Neil, I have tried using the 24×24 ezybox with the flex and a sb900 on the flex. No problems getting it to work. My only issue is the flex hot shoe attachment piece does not seem to stay put in the ezybox cold shoe. It will not lock into place. Any suggestions? Thanks as always, Jason
I realize I mis-explained (is that a word?) the way TTL works. I realize it’s dependent on the pre-flash emitted by the speedlight. What I meant was, if I’m using two (or more) remote flashes, set to ETTL and controlled with the AC3, how does the camera determine which TTL information to use? I guess that’s why you ultimately changed all your remote flashes (in the above example) to Manual mode.
Photomatte,
Your flash setup seems to be missing information.
The PW manual says that each remote flash needs a FlexTT5 or FlexTT1 unit. The remote flash itself is set to normal. The remote flash is not set to master or remote.
Your camera has a FlexTT5 and an AC3 controller.
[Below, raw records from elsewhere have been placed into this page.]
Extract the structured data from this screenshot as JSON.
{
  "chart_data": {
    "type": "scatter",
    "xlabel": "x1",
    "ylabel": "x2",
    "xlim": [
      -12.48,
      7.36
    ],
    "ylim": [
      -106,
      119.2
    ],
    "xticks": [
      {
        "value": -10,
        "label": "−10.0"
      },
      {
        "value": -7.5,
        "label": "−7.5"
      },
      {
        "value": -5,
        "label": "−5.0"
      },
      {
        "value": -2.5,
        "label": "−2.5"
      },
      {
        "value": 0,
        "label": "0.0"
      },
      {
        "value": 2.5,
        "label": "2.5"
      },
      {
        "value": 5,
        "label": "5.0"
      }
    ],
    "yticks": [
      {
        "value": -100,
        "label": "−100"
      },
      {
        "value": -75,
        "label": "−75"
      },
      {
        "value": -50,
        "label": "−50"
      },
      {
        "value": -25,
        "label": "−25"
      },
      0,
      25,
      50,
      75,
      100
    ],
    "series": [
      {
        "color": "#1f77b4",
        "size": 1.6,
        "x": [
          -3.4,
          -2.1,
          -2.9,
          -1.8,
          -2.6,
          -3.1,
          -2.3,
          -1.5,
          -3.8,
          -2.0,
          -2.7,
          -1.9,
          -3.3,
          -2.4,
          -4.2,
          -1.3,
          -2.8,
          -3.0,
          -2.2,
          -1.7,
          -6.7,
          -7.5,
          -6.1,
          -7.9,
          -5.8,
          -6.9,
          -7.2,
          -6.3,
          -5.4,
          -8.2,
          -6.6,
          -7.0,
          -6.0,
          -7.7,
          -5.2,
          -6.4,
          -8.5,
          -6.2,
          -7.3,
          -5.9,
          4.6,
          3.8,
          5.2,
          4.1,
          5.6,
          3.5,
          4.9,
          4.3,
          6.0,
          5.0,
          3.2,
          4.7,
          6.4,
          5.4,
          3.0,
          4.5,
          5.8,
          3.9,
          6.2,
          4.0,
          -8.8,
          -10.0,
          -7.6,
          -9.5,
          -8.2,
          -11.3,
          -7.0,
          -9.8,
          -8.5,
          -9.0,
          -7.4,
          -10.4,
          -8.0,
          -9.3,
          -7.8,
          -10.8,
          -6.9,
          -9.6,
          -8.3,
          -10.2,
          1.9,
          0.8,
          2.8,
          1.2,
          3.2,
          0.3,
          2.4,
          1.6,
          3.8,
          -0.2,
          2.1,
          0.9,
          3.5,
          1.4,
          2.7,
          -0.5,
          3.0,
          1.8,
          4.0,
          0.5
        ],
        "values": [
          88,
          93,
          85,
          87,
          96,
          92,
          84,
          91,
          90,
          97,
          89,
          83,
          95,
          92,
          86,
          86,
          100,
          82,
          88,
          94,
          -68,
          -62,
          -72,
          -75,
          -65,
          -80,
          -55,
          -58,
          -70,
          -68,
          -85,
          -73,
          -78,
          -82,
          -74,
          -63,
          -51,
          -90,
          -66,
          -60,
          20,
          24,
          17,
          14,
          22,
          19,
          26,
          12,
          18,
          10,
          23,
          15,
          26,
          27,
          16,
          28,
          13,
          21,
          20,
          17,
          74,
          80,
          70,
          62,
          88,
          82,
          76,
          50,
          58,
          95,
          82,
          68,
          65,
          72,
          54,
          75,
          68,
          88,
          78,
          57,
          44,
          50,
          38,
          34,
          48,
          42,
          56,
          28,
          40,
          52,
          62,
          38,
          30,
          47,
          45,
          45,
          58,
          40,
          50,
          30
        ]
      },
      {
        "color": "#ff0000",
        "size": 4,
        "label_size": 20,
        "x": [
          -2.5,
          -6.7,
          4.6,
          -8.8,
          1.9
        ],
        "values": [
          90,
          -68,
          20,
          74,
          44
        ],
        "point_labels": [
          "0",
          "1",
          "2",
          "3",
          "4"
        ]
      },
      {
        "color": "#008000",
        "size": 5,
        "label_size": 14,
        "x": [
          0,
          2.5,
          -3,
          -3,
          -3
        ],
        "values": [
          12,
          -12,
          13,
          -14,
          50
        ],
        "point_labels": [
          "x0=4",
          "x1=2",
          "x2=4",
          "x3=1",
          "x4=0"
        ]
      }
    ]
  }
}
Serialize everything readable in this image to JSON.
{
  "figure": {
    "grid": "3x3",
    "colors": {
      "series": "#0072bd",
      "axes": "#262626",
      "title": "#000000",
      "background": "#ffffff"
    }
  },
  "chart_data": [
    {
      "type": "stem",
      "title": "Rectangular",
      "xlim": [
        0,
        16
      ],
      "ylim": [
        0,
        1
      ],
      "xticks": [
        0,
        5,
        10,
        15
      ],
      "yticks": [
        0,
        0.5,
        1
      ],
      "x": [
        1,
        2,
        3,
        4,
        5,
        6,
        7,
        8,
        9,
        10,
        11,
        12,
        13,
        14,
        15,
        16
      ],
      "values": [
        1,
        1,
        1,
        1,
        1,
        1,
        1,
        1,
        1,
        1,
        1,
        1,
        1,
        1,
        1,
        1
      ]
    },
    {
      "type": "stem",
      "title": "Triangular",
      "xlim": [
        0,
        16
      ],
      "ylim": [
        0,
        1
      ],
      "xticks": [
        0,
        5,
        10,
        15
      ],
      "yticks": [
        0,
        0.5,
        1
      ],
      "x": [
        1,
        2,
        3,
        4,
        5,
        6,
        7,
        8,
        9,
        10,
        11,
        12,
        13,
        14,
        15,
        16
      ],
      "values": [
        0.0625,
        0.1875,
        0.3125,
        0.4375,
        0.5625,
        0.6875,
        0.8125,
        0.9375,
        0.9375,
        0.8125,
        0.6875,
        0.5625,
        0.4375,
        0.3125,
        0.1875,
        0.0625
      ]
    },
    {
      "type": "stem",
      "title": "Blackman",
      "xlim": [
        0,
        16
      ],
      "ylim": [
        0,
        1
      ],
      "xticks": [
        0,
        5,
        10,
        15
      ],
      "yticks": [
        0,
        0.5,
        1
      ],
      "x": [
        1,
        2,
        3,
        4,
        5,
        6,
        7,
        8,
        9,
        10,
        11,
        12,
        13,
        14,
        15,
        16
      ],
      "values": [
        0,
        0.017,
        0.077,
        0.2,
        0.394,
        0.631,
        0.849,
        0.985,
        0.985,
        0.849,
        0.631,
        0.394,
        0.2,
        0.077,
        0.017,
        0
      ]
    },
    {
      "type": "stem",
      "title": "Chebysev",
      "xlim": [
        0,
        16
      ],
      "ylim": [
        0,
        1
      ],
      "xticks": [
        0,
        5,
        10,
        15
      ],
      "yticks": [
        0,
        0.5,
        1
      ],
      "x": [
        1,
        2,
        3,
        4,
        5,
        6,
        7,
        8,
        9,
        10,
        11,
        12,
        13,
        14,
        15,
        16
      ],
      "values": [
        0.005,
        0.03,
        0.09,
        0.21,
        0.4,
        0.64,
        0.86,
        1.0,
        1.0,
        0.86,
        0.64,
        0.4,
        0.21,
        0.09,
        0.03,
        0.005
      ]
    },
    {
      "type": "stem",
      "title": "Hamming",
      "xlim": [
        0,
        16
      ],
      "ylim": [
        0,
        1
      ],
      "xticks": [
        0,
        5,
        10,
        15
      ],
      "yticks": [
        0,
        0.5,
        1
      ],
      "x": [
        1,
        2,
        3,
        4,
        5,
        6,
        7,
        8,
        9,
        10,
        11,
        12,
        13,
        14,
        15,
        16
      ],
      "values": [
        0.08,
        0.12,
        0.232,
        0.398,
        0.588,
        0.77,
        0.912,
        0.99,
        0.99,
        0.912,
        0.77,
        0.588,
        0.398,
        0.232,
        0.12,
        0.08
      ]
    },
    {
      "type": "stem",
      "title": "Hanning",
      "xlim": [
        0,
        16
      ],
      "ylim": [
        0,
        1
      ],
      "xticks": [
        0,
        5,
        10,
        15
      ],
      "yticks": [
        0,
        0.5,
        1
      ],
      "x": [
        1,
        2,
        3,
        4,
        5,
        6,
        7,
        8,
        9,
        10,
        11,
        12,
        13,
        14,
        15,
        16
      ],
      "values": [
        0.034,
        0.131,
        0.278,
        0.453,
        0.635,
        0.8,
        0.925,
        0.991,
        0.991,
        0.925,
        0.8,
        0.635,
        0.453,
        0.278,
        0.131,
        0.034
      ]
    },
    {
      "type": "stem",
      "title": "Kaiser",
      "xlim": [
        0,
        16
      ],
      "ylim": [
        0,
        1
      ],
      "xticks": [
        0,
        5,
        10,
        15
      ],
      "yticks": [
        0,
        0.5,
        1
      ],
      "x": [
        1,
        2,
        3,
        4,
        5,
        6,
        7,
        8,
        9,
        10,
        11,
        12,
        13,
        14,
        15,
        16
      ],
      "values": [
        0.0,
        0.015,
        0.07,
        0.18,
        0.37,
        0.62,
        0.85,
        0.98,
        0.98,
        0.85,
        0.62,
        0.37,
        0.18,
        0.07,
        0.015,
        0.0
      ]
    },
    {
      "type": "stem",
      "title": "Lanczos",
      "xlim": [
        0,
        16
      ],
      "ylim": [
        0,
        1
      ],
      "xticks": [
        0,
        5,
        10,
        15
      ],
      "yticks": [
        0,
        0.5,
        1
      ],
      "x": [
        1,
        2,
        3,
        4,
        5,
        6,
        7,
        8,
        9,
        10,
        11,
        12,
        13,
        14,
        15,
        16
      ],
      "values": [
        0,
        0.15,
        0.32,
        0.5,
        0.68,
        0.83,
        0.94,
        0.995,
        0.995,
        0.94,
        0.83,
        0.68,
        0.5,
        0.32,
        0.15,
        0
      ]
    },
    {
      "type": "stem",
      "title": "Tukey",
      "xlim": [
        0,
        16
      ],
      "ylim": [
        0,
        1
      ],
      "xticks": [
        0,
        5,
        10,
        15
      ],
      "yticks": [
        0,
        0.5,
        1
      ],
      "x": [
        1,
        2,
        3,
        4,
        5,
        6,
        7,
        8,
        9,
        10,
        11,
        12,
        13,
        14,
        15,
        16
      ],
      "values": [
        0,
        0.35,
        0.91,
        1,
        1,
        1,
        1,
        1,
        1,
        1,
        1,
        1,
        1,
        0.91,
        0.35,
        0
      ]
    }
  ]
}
The FlexTT5 and AC3 on your camera is what transmits the TTL information to the remote flashes.
Neil,
I tried to flag a flash on top of the TT5 using the foamie thing to get a soft bounced light, and wanted to add a rim light to my subject by having my assistant holding a flash on another TT5. Unfortunately, it’s unsuccessful. I get random results, either blown out, or one or both won’t fire. Have you tried this setup?
Hi Neil,
The speedlight on the TT5 was set to master. I tried the Master: off setting, but of course it won’t flash at all. Well, it did but just for pre-flash.
How should I set up the master and remote speedlights?